Five hours later (and 17 hours after our landing) our passports are returned to us when we arrive in Brussels, where the Belgian border police is waiting for us. They bring us to an office to check whether we are dangerous for their country. We are not. We decide not to fly back to Paris; we prefer to return to France on our own the following day.
Every year, at Ben Gurion airport, numerous visitors from a variety of origins are treated similarly. Their most elementary human rights are flouted: violation of intimacy, psychological torture, dehumanization, racism, theft, trauma. Few of them present a real danger to Israel. In this way, Israel interferes with the smooth development of a great number of humanitarian, cultural, and other projects. At present, nothing is done about this. What happens at that border is unknown to all.
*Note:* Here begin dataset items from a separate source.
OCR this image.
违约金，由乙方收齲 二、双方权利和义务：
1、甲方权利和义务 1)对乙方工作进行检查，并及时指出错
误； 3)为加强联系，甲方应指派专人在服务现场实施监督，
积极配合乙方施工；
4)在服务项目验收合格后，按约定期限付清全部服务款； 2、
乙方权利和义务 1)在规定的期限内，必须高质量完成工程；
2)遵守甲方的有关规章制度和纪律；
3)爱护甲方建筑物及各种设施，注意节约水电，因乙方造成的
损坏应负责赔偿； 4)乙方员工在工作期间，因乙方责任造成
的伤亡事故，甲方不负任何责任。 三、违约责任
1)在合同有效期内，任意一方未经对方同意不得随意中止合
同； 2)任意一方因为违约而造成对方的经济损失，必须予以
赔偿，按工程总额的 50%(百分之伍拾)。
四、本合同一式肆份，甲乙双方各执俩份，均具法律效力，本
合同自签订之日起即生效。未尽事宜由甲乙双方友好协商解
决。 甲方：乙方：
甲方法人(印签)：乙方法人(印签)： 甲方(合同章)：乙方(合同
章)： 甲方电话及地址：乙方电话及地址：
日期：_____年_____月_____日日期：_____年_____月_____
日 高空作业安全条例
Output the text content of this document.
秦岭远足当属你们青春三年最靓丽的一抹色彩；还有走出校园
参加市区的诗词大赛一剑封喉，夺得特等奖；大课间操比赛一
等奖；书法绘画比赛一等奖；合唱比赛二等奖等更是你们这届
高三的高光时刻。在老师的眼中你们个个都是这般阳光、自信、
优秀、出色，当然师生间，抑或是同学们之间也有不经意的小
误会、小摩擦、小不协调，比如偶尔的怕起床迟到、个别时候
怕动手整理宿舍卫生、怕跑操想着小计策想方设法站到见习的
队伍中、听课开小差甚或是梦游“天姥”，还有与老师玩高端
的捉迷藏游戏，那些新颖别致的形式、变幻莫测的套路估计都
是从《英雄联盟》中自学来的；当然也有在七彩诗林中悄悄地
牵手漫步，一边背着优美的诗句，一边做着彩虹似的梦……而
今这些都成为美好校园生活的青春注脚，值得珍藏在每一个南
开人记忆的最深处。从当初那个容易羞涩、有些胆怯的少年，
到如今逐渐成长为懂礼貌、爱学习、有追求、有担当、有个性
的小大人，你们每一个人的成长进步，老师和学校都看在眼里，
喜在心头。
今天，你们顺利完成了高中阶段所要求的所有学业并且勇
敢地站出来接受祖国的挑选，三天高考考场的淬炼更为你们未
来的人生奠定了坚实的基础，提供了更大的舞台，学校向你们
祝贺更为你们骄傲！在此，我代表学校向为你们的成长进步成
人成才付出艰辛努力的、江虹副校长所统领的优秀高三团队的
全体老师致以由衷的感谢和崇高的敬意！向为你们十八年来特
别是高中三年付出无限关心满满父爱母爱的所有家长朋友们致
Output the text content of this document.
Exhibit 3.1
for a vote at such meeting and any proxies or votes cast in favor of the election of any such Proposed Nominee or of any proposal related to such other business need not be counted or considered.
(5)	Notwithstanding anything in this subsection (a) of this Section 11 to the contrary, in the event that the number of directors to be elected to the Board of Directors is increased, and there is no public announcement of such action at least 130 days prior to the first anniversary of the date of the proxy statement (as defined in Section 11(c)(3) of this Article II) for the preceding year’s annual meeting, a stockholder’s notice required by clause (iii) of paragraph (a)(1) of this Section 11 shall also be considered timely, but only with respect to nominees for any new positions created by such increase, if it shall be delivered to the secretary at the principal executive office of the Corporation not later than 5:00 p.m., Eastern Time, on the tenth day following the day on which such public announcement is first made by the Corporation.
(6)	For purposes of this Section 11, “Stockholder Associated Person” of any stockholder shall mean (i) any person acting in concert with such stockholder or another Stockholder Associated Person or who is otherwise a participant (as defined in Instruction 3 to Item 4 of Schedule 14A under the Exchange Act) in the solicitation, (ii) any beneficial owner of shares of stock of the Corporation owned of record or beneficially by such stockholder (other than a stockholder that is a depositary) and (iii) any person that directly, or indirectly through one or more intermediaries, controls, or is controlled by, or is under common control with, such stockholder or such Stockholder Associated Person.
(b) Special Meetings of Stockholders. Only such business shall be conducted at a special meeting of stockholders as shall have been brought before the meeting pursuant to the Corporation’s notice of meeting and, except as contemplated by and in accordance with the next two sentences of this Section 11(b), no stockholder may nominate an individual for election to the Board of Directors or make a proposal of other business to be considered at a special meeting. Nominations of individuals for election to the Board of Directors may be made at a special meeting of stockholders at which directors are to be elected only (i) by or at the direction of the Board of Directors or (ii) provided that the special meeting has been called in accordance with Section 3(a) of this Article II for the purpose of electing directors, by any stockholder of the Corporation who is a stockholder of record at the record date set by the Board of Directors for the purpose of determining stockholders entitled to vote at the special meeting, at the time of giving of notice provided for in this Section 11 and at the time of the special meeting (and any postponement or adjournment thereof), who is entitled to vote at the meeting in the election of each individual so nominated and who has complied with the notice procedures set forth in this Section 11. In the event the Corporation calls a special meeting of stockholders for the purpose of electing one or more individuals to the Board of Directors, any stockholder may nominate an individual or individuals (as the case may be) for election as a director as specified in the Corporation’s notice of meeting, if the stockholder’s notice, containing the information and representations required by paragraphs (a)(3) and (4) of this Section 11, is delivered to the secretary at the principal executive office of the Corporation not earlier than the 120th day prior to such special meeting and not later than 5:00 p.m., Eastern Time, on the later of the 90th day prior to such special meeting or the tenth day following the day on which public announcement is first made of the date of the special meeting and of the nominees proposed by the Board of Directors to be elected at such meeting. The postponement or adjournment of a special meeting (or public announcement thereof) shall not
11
Our states have the power to stop these abuses. We have the obligation to inform as many people as possible so that one day, human rights will be respected at that border. We hope that this testimony can serve to help change this unfortunate reality.
Philomène Constant et Bastien Anthoine, Angers, France, le 22 avril 2015
This account appeared today on the site of AURDIP, Association des Universitaires pour Respect du Droit International en Palestine. It was translated from the French by Michael Harris.